Диссертация (1137558), страница 21
Текст из файла (страница 21)
Проект рациональной истории у Ньютона контаминирует принципы «объективного» естественнонаучного исследования с элементами барочной теории языка и в конечном счете подчиняет их милленаристской теологии истории: математическая точность (хронология) и критика гипотетического метода подчиняются авторитету опосредующей нарративной инстанции, обладающей приоритетом перед историческим миром. Таким образом, декларации Ньютона о «простоте» и «очевидности» библейского текста предстают элементами особой перформативной стратегии – того, что М. Мамиани называл «риторикой достоверности».

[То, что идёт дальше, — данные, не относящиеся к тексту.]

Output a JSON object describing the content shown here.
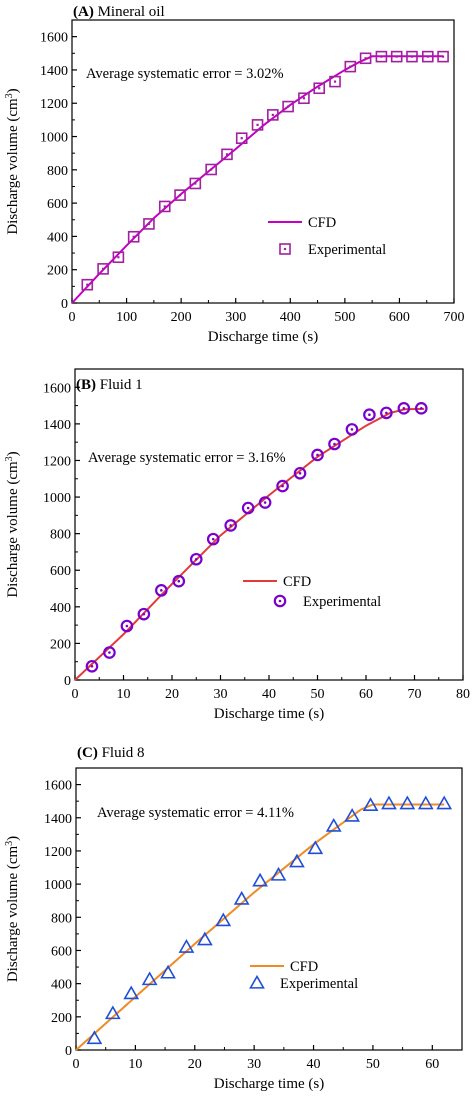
{
  "chart_data": [
    {
      "type": "line",
      "panel_label": "(A)",
      "title": "Mineral oil",
      "annotation": "Average systematic error = 3.02%",
      "xlabel": "Discharge time (s)",
      "ylabel": "Discharge volume (cm3)",
      "xlim": [
        0,
        700
      ],
      "ylim": [
        0,
        1700
      ],
      "xticks": [
        0,
        100,
        200,
        300,
        400,
        500,
        600,
        700
      ],
      "yticks": [
        0,
        200,
        400,
        600,
        800,
        1000,
        1200,
        1400,
        1600
      ],
      "grid": false,
      "legend_position": "center-right",
      "series": [
        {
          "name": "CFD",
          "kind": "line",
          "color": "#c400c4",
          "x": [
            0,
            50,
            100,
            150,
            200,
            250,
            300,
            350,
            400,
            450,
            500,
            525,
            550,
            680
          ],
          "y": [
            0,
            175,
            345,
            510,
            655,
            790,
            925,
            1065,
            1190,
            1300,
            1400,
            1445,
            1482,
            1482
          ]
        },
        {
          "name": "Experimental",
          "kind": "square",
          "color": "#a020a0",
          "x": [
            28,
            57,
            85,
            113,
            141,
            170,
            198,
            226,
            255,
            284,
            311,
            340,
            368,
            396,
            425,
            453,
            482,
            510,
            538,
            567,
            595,
            623,
            652,
            680
          ],
          "y": [
            110,
            205,
            275,
            398,
            475,
            580,
            648,
            718,
            802,
            893,
            990,
            1070,
            1130,
            1180,
            1230,
            1290,
            1330,
            1420,
            1470,
            1480,
            1480,
            1480,
            1480,
            1480
          ]
        }
      ]
    },
    {
      "type": "line",
      "panel_label": "(B)",
      "title": "Fluid 1",
      "annotation": "Average systematic error = 3.16%",
      "xlabel": "Discharge time (s)",
      "ylabel": "Discharge volume (cm3)",
      "xlim": [
        0,
        80
      ],
      "ylim": [
        0,
        1700
      ],
      "xticks": [
        0,
        10,
        20,
        30,
        40,
        50,
        60,
        70,
        80
      ],
      "yticks": [
        0,
        200,
        400,
        600,
        800,
        1000,
        1200,
        1400,
        1600
      ],
      "grid": false,
      "legend_position": "center-right",
      "series": [
        {
          "name": "CFD",
          "kind": "line",
          "color": "#e03a3a",
          "x": [
            0,
            10,
            20,
            30,
            40,
            50,
            60,
            65,
            68,
            72
          ],
          "y": [
            0,
            250,
            525,
            790,
            1010,
            1220,
            1390,
            1460,
            1480,
            1482
          ]
        },
        {
          "name": "Experimental",
          "kind": "circle",
          "color": "#7a00cc",
          "x": [
            3.5,
            7.1,
            10.7,
            14.2,
            17.8,
            21.4,
            25.0,
            28.5,
            32.1,
            35.7,
            39.2,
            42.8,
            46.4,
            50.0,
            53.5,
            57.1,
            60.7,
            64.2,
            67.8,
            71.4
          ],
          "y": [
            75,
            150,
            295,
            360,
            490,
            540,
            660,
            770,
            845,
            940,
            970,
            1060,
            1130,
            1230,
            1290,
            1370,
            1450,
            1460,
            1485,
            1485
          ]
        }
      ]
    },
    {
      "type": "line",
      "panel_label": "(C)",
      "title": "Fluid 8",
      "annotation": "Average systematic error = 4.11%",
      "xlabel": "Discharge time (s)",
      "ylabel": "Discharge volume (cm3)",
      "xlim": [
        0,
        65
      ],
      "ylim": [
        0,
        1700
      ],
      "xticks": [
        0,
        10,
        20,
        30,
        40,
        50,
        60
      ],
      "yticks": [
        0,
        200,
        400,
        600,
        800,
        1000,
        1200,
        1400,
        1600
      ],
      "grid": false,
      "legend_position": "bottom-right",
      "series": [
        {
          "name": "CFD",
          "kind": "line",
          "color": "#f08a24",
          "x": [
            0,
            10,
            20,
            30,
            40,
            48,
            50,
            62
          ],
          "y": [
            0,
            320,
            640,
            950,
            1240,
            1450,
            1480,
            1480
          ]
        },
        {
          "name": "Experimental",
          "kind": "triangle",
          "color": "#1f4fd8",
          "x": [
            3.1,
            6.2,
            9.3,
            12.4,
            15.5,
            18.6,
            21.7,
            24.8,
            27.9,
            31.0,
            34.1,
            37.2,
            40.3,
            43.4,
            46.5,
            49.6,
            52.7,
            55.8,
            58.9,
            62.0
          ],
          "y": [
            70,
            220,
            340,
            425,
            465,
            620,
            665,
            780,
            910,
            1020,
            1055,
            1135,
            1215,
            1350,
            1410,
            1475,
            1485,
            1485,
            1485,
            1485
          ]
        }
      ]
    }
  ]
}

Обратимся теперь к «ньютонианской» транскрипции Книги Бытия. В качестве образца «ньютонианского Шестоднева» можно рассмотреть сочинения преемника Ньютона по Лукасианской кафедре и пламенного арианина Уильяма Уистона (1667-1752). Экзегезе первой главы Книги Бытия посвящен трактат Уистона «Новая Теория Земли: от Возникновения до Конца Мира» (A New Theory of the Earth: from its Original, to the Consommation of all Things, 1696). Уистон приписывает библейскому языку те же свойства, что и Ньютон: ясность, очевидность для всякого непредвзятого читателя, естественность390. Уистон сводит воедино критерии толкования священного текста, которые он берет из разных источников: это «врожденные понятия» - популярная категория в эпистемологии рассматриваемого периода, введенная в оборот Декартом и отвергнутая Локком; божественные совершенства; «достоверное наблюдение природы» 391. Аллегореза Бернета категорически отвергается: вместо того, чтобы довольствоваться «естественным» смыслом Писания, которое, согласно старой протестантской формуле, истолковывает само себя, Бернет делает библейский текст собранием мифов на потребу черни392.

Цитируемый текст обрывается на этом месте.